Halkın oy ve desteğiyle seçilen milletvekillerin görevi sadece halka hizmet olmalıdır. İstediğini elde edip vekil olduktan sonra halkını unutma yerine daha çok hatırlamalı, halkın her istediğine koşmalıdır. Kendisine oy veren vermeyen, kendisini seven sevmeyen her vatandaşını kucaklamalı, onlara gereken ilgi ve teveccühü göstermekten geri kalmamalıdır. İyi bilinmelidir ki görevinizi hakkıyla yapmanın yolu eşit mesafede olmaktan geçer. Halkını seven vekil, halkın desteğiyle seçildiğinin farkında olan vekil sadece seçim zamanlarında değil, diğer bütün zamanlarda ailesiyle geçirdiği zaman kadar hatta daha fazlasını halkıyla geçirmelidir. Sorun ve sıkıntıların çözümü sözde kalmamalı pratiğe dökülmelidir.

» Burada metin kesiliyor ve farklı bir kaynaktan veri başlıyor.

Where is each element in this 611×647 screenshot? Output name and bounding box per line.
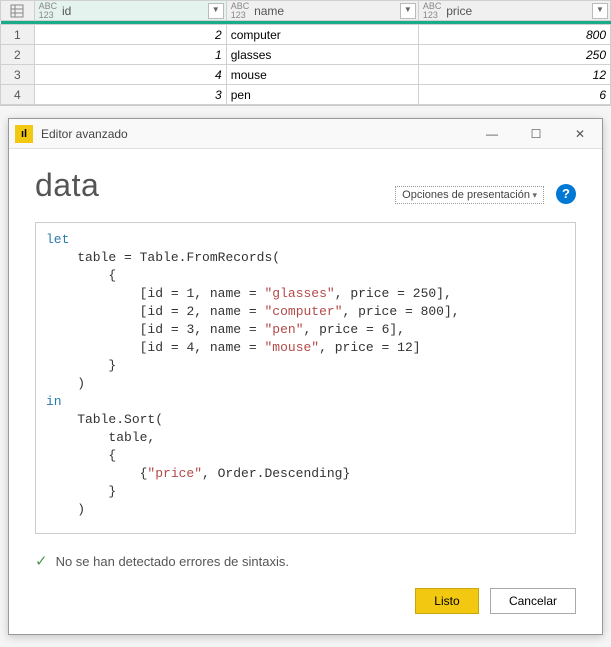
advanced-editor-window: ıl Editor avanzado — ☐ ✕ data Opciones d… [8,118,603,635]
window-buttons: — ☐ ✕ [470,119,602,149]
row-number-header[interactable] [1,1,35,21]
col-header-price[interactable]: ABC123 price ▼ [418,1,610,21]
table-row[interactable]: 3 4 mouse 12 [1,65,611,85]
cell-name[interactable]: glasses [226,45,418,65]
header-row: ABC123 id ▼ ABC123 name ▼ ABC123 price ▼ [1,1,611,21]
cell-id[interactable]: 1 [34,45,226,65]
cell-price[interactable]: 12 [418,65,610,85]
cell-price[interactable]: 800 [418,25,610,45]
checkmark-icon: ✓ [35,552,48,570]
presentation-options-dropdown[interactable]: Opciones de presentación [395,186,544,204]
cell-name[interactable]: mouse [226,65,418,85]
close-button[interactable]: ✕ [558,119,602,149]
type-icon: ABC123 [423,2,443,20]
help-icon[interactable]: ? [556,184,576,204]
col-name: price [446,4,472,18]
table-row[interactable]: 1 2 computer 800 [1,25,611,45]
cell-id[interactable]: 3 [34,85,226,105]
chevron-down-icon[interactable]: ▼ [592,3,608,19]
table-row[interactable]: 4 3 pen 6 [1,85,611,105]
table-body: 1 2 computer 800 2 1 glasses 250 3 4 mou… [1,25,611,105]
col-name: id [62,4,71,18]
window-title: Editor avanzado [41,127,470,141]
syntax-status: ✓ No se han detectado errores de sintaxi… [9,544,602,588]
cancel-button[interactable]: Cancelar [490,588,576,614]
chevron-down-icon[interactable]: ▼ [400,3,416,19]
row-number: 1 [1,25,35,45]
col-header-id[interactable]: ABC123 id ▼ [34,1,226,21]
code-editor[interactable]: let table = Table.FromRecords( { [id = 1… [35,222,576,534]
col-header-name[interactable]: ABC123 name ▼ [226,1,418,21]
row-number: 4 [1,85,35,105]
row-number: 2 [1,45,35,65]
dialog-buttons: Listo Cancelar [9,588,602,634]
type-icon: ABC123 [39,2,59,20]
query-name-heading: data [35,167,395,204]
chevron-down-icon[interactable]: ▼ [208,3,224,19]
row-number: 3 [1,65,35,85]
cell-id[interactable]: 4 [34,65,226,85]
done-button[interactable]: Listo [415,588,478,614]
cell-name[interactable]: computer [226,25,418,45]
status-text: No se han detectado errores de sintaxis. [56,554,289,569]
col-name: name [254,4,284,18]
type-icon: ABC123 [231,2,251,20]
cell-name[interactable]: pen [226,85,418,105]
cell-price[interactable]: 250 [418,45,610,65]
table-row[interactable]: 2 1 glasses 250 [1,45,611,65]
editor-header: data Opciones de presentación ? [9,149,602,212]
data-grid: ABC123 id ▼ ABC123 name ▼ ABC123 price ▼… [0,0,611,106]
app-icon: ıl [15,125,33,143]
data-table: ABC123 id ▼ ABC123 name ▼ ABC123 price ▼… [0,0,611,105]
cell-id[interactable]: 2 [34,25,226,45]
minimize-button[interactable]: — [470,119,514,149]
titlebar[interactable]: ıl Editor avanzado — ☐ ✕ [9,119,602,149]
maximize-button[interactable]: ☐ [514,119,558,149]
cell-price[interactable]: 6 [418,85,610,105]
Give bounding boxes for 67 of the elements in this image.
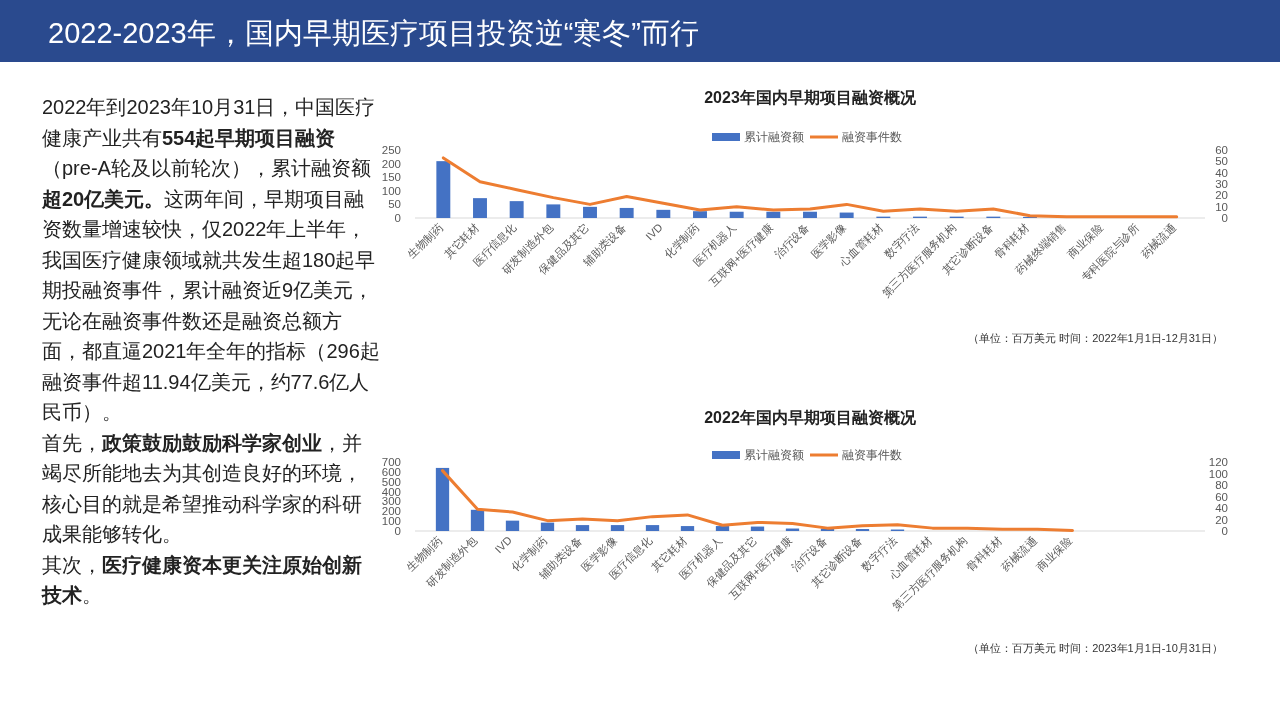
- bar: [645, 525, 660, 531]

Bir gün sahabe-i kiram HZ. Muhammed(s.a.v)’in huzurunda toplanmış oturuyorlardı: tasadüfen sağ tarafta çok küçük yaşta olan Abdullah bin Abbas oturuyor, sol tarafta anlı şanlı büyük sahabeler oturuyordu, bir yerden süt geldi, Allah resulü biraz Abdullah bin Abbas’a verdi, Büyük sahabeyi gözeterek sağ taraftan vermeyi bırakmamıştı, sonuçta topluluktakilere ancak sırası geldikçe süt verilirdi. (buhari)

Vekil halkın vekili olduğu için kendi nefsinden çok halkını düşünmelidir. Sadece nefsini düşünürse bu sefer halkın değil nefsin vekili olmuş olur. Bir vekil servetine servet katmak için ihale düşünmemeli, kendi yakınlarına, dostlarına ayrı bir muamele göstermemeli, akrabalarını belli bir yere getirtmek için başkalarının önünü kesmemeli, kamu kurum ve kuruluşlardaki çalışan memur yâda hizmetli kendi şahsi menfaatine ters düştüğü için görevleri değiştirilip sürgün edilmemelidirler, ancak halkın menfaatine ters düşerlerse görevlerini hakkıyla yapmazlarsa sürgün edilmelidirler. Hangi kurumda olursa olsun hangi partiye oy verirse versin, görevini layıkıyla yerine getirdiği, işinin hakkını verdiği sürece ona dokunulmamalıdır. Bir vekilin yakını nasıl dört gözle atamasını bekliyor, umutlanıyorsa diğer sıradan vatandaşların da umutlanmasının önündeki engeller kaldırılmalıdır. Her hangi bir kurumda çalışan bir hizmetli yâda bir memur vekilin yakınıdır diye müdürlük yâda genel müdürlük görevine terfi edilmemelidir. Bu bir kul hakkıdır sorumluluğu ağırdır. Bunu böyle bilmenizi isterim

Bedir savaşında diğer esirlerle birlikte peygamberimizin amcası Abbas ta esir edilip getirilmişti. Esirler fidye parası vermesi karşılığında serbest bırakılıyordu. Bazı iyi niyetli ensar, Abbas’ın HZ. peygambere akrabalığından dolayı: ’ey Allah’ın resulü izin verin amcanız Abbas’ın fidyesini bağışlayalım. ’dediler. Bunun Allah resulü (s.a.v) hayır bir dirhem bile bağışlamayın .’’ diye buyurdu.(buhari)

Milletvekillerin derdi ve işi sadece millete hizmet olmalı, sen bendensin beriye gel. Sen öbüründensin ileriye git mantığıyla hareket etmemelidirler. Şehrin bütün halklarını samimi bir şekilde kucaklamalıdırlar. Allah’a emanet olun.